Need a help in the proof of an example of Riesz representation theorem.

Question

The example said:"A functional $f$ on $l_{2}$ is linear and bounded iff there exists a $y = (\beta_{1}, \beta_{2}, .......) \in l_{2}$ such that for all $x = (a_{1}, a_{2}, .......) \in l_{2}$, $$f(x) = \sum_{k=1}^{\infty} a_{k} \bar{\beta_{k}}." $$

For the direction $\Rightarrow$, the statement is true by Riesz representation theorem, for the direction $\Leftarrow$, $f(x)$ is clearly linear. Now the proof that $f(x)$ is bounded is as follows:

$|f(x)| = |\sum_{k=1}^{\infty} a_{k} \bar{\beta_{k}}| = |<x,y>| \leq ||x||||y||$ (using Cauchy Schwarz inequality) . hence $||f|| \leq ||y||$..... am I right?

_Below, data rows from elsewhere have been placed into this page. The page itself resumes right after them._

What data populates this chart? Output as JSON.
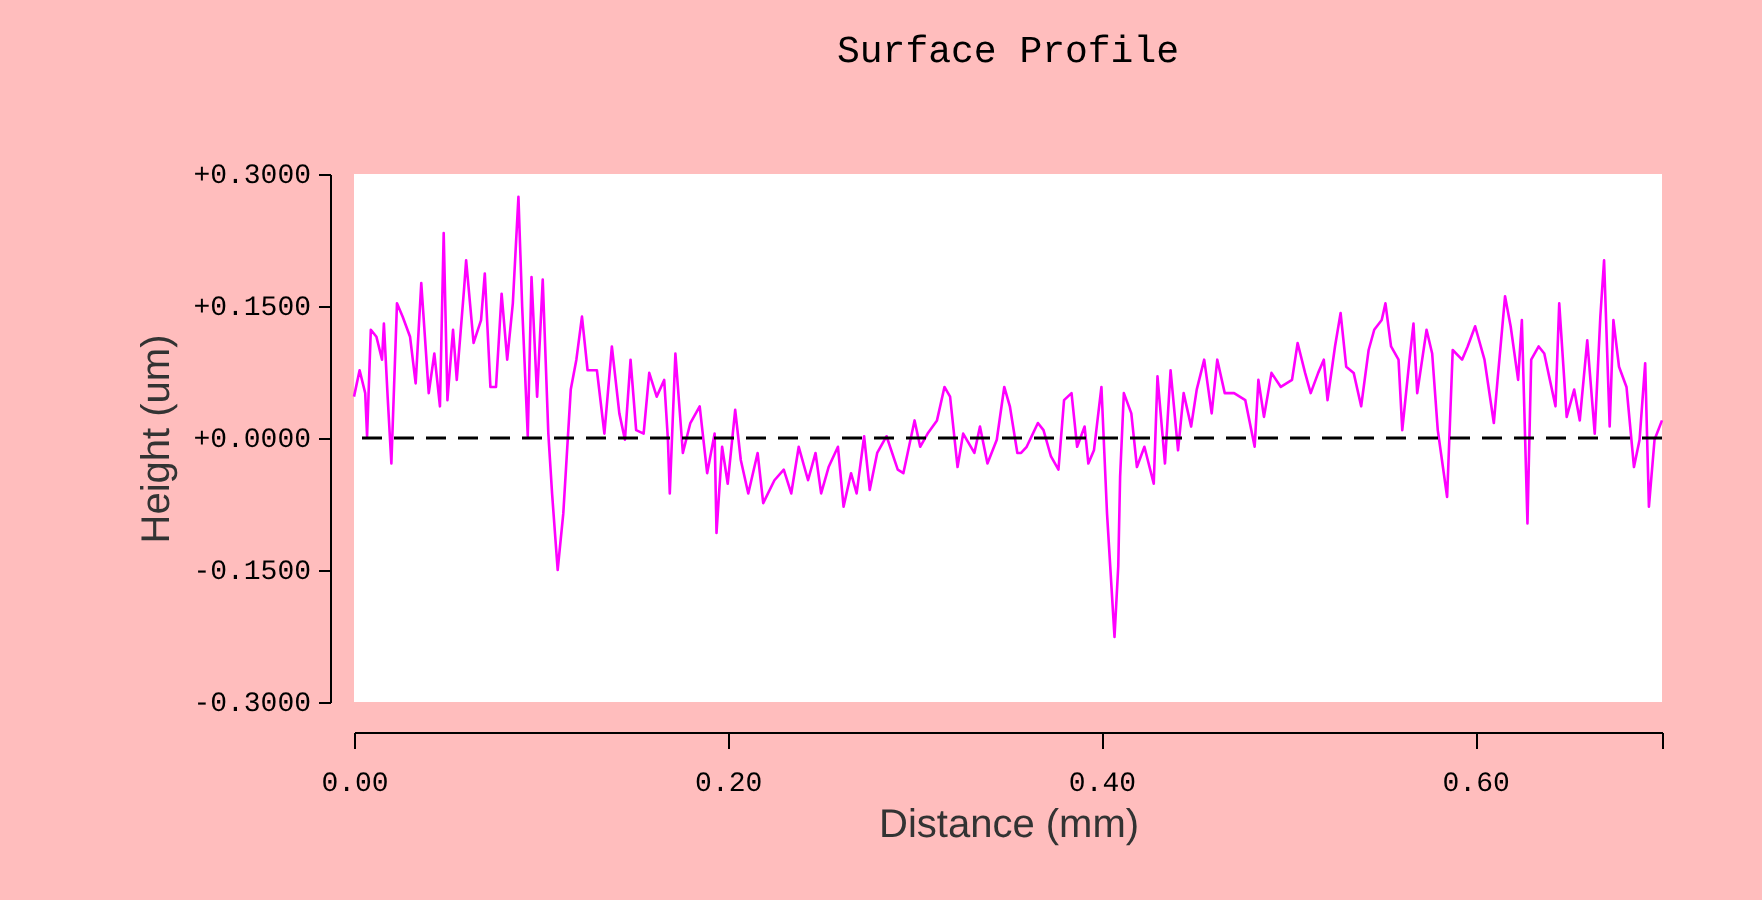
{
  "chart_data": {
    "type": "line",
    "title": "Surface Profile",
    "xlabel": "Distance (mm)",
    "ylabel": "Height (um)",
    "xlim": [
      0,
      0.7
    ],
    "ylim": [
      -0.3,
      0.3
    ],
    "xticks": [
      {
        "value": 0,
        "label": "0.00"
      },
      {
        "value": 0.2,
        "label": "0.20"
      },
      {
        "value": 0.4,
        "label": "0.40"
      },
      {
        "value": 0.6,
        "label": "0.60"
      },
      {
        "value": 0.7,
        "label": null
      }
    ],
    "yticks": [
      {
        "value": -0.3,
        "label": "-0.3000"
      },
      {
        "value": -0.15,
        "label": "-0.1500"
      },
      {
        "value": 0,
        "label": "+0.0000"
      },
      {
        "value": 0.15,
        "label": "+0.1500"
      },
      {
        "value": 0.3,
        "label": "+0.3000"
      }
    ],
    "grid": false,
    "marker": "none",
    "ref_lines": [
      {
        "axis": "y",
        "value": 0,
        "label": null,
        "color": "#000000",
        "line_style": "dashed"
      }
    ],
    "series": [
      {
        "color": "#ff00ff",
        "line_style": "solid",
        "x": [
          0.0,
          0.003,
          0.006,
          0.007,
          0.009,
          0.012,
          0.015,
          0.016,
          0.018,
          0.02,
          0.023,
          0.026,
          0.03,
          0.033,
          0.036,
          0.04,
          0.043,
          0.046,
          0.048,
          0.05,
          0.053,
          0.055,
          0.059,
          0.06,
          0.064,
          0.068,
          0.07,
          0.073,
          0.076,
          0.079,
          0.082,
          0.085,
          0.088,
          0.09,
          0.093,
          0.095,
          0.098,
          0.101,
          0.104,
          0.106,
          0.109,
          0.112,
          0.116,
          0.119,
          0.122,
          0.125,
          0.13,
          0.134,
          0.138,
          0.142,
          0.145,
          0.148,
          0.151,
          0.155,
          0.158,
          0.162,
          0.166,
          0.168,
          0.169,
          0.172,
          0.176,
          0.18,
          0.185,
          0.189,
          0.193,
          0.194,
          0.197,
          0.2,
          0.204,
          0.207,
          0.211,
          0.216,
          0.219,
          0.225,
          0.23,
          0.234,
          0.238,
          0.243,
          0.247,
          0.25,
          0.254,
          0.259,
          0.262,
          0.266,
          0.269,
          0.273,
          0.276,
          0.28,
          0.285,
          0.291,
          0.294,
          0.3,
          0.303,
          0.307,
          0.312,
          0.316,
          0.319,
          0.323,
          0.326,
          0.332,
          0.335,
          0.339,
          0.344,
          0.348,
          0.351,
          0.355,
          0.357,
          0.36,
          0.366,
          0.369,
          0.373,
          0.377,
          0.38,
          0.384,
          0.387,
          0.391,
          0.393,
          0.396,
          0.4,
          0.403,
          0.407,
          0.409,
          0.41,
          0.412,
          0.416,
          0.419,
          0.423,
          0.428,
          0.43,
          0.434,
          0.437,
          0.441,
          0.444,
          0.448,
          0.451,
          0.455,
          0.459,
          0.462,
          0.466,
          0.471,
          0.477,
          0.482,
          0.484,
          0.487,
          0.491,
          0.496,
          0.502,
          0.505,
          0.509,
          0.512,
          0.516,
          0.519,
          0.521,
          0.525,
          0.528,
          0.531,
          0.535,
          0.539,
          0.543,
          0.546,
          0.55,
          0.552,
          0.555,
          0.559,
          0.561,
          0.565,
          0.567,
          0.569,
          0.574,
          0.577,
          0.58,
          0.585,
          0.588,
          0.593,
          0.596,
          0.6,
          0.605,
          0.61,
          0.612,
          0.616,
          0.619,
          0.623,
          0.625,
          0.628,
          0.63,
          0.634,
          0.637,
          0.64,
          0.643,
          0.645,
          0.649,
          0.653,
          0.656,
          0.66,
          0.664,
          0.667,
          0.669,
          0.672,
          0.674,
          0.677,
          0.681,
          0.685,
          0.688,
          0.691,
          0.693,
          0.696,
          0.7
        ],
        "values": [
          0.047,
          0.077,
          0.051,
          0.002,
          0.123,
          0.115,
          0.089,
          0.13,
          0.047,
          -0.029,
          0.153,
          0.138,
          0.115,
          0.062,
          0.176,
          0.051,
          0.096,
          0.036,
          0.233,
          0.043,
          0.123,
          0.066,
          0.172,
          0.202,
          0.108,
          0.134,
          0.187,
          0.058,
          0.058,
          0.164,
          0.089,
          0.153,
          0.274,
          0.149,
          0.002,
          0.183,
          0.047,
          0.18,
          0.005,
          -0.063,
          -0.15,
          -0.086,
          0.055,
          0.089,
          0.138,
          0.077,
          0.077,
          0.005,
          0.104,
          0.028,
          -0.002,
          0.089,
          0.009,
          0.005,
          0.074,
          0.047,
          0.066,
          -0.002,
          -0.063,
          0.096,
          -0.017,
          0.017,
          0.036,
          -0.04,
          0.005,
          -0.108,
          -0.01,
          -0.052,
          0.032,
          -0.025,
          -0.063,
          -0.017,
          -0.074,
          -0.048,
          -0.036,
          -0.063,
          -0.01,
          -0.048,
          -0.017,
          -0.063,
          -0.033,
          -0.01,
          -0.078,
          -0.04,
          -0.063,
          0.002,
          -0.059,
          -0.017,
          0.002,
          -0.036,
          -0.04,
          0.02,
          -0.01,
          0.005,
          0.02,
          0.058,
          0.047,
          -0.033,
          0.005,
          -0.017,
          0.013,
          -0.029,
          -0.002,
          0.058,
          0.036,
          -0.017,
          -0.017,
          -0.01,
          0.017,
          0.009,
          -0.021,
          -0.036,
          0.043,
          0.051,
          -0.01,
          0.013,
          -0.029,
          -0.014,
          0.058,
          -0.086,
          -0.226,
          -0.146,
          -0.044,
          0.051,
          0.028,
          -0.033,
          -0.01,
          -0.052,
          0.07,
          -0.029,
          0.077,
          -0.014,
          0.051,
          0.013,
          0.055,
          0.089,
          0.028,
          0.089,
          0.051,
          0.051,
          0.043,
          -0.01,
          0.066,
          0.024,
          0.074,
          0.058,
          0.066,
          0.108,
          0.074,
          0.051,
          0.074,
          0.089,
          0.043,
          0.104,
          0.142,
          0.081,
          0.074,
          0.036,
          0.1,
          0.123,
          0.134,
          0.153,
          0.104,
          0.089,
          0.009,
          0.092,
          0.13,
          0.051,
          0.123,
          0.096,
          0.009,
          -0.067,
          0.1,
          0.089,
          0.104,
          0.127,
          0.089,
          0.017,
          0.066,
          0.161,
          0.127,
          0.066,
          0.134,
          -0.097,
          0.089,
          0.104,
          0.096,
          0.066,
          0.036,
          0.153,
          0.024,
          0.055,
          0.02,
          0.111,
          0.005,
          0.138,
          0.202,
          0.013,
          0.134,
          0.081,
          0.058,
          -0.033,
          -0.002,
          0.085,
          -0.078,
          -0.002,
          0.02
        ]
      }
    ]
  }
}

But If so, I have a question, why is Cauchy-Schwarz inequality is applicable in infinite dimensional spaces?

Thanks!

Answer 1

Yes, you are correct: Cauchy-Schwarz is applicable and hence the functional is bounded. The inequality holds because the proof of Cauchy-Schwarz only uses the structure of inner product spaces, i.e. only uses the properties of inner products and vectors. So no reference to basis, hence dimension, is necessary.

Answer 2

1. Schwarz not Schwartz.

2. If $X$ is a inner product space with inner product $<\cdot,\cdot>$ then the Cauchy-Schwarz inequality

$$|<x,y>| \le ||x|| \cdot||y||$$ holds, where $||x||=<x,x>^{1/2}$

$ \dim X < \infty $ is not needed.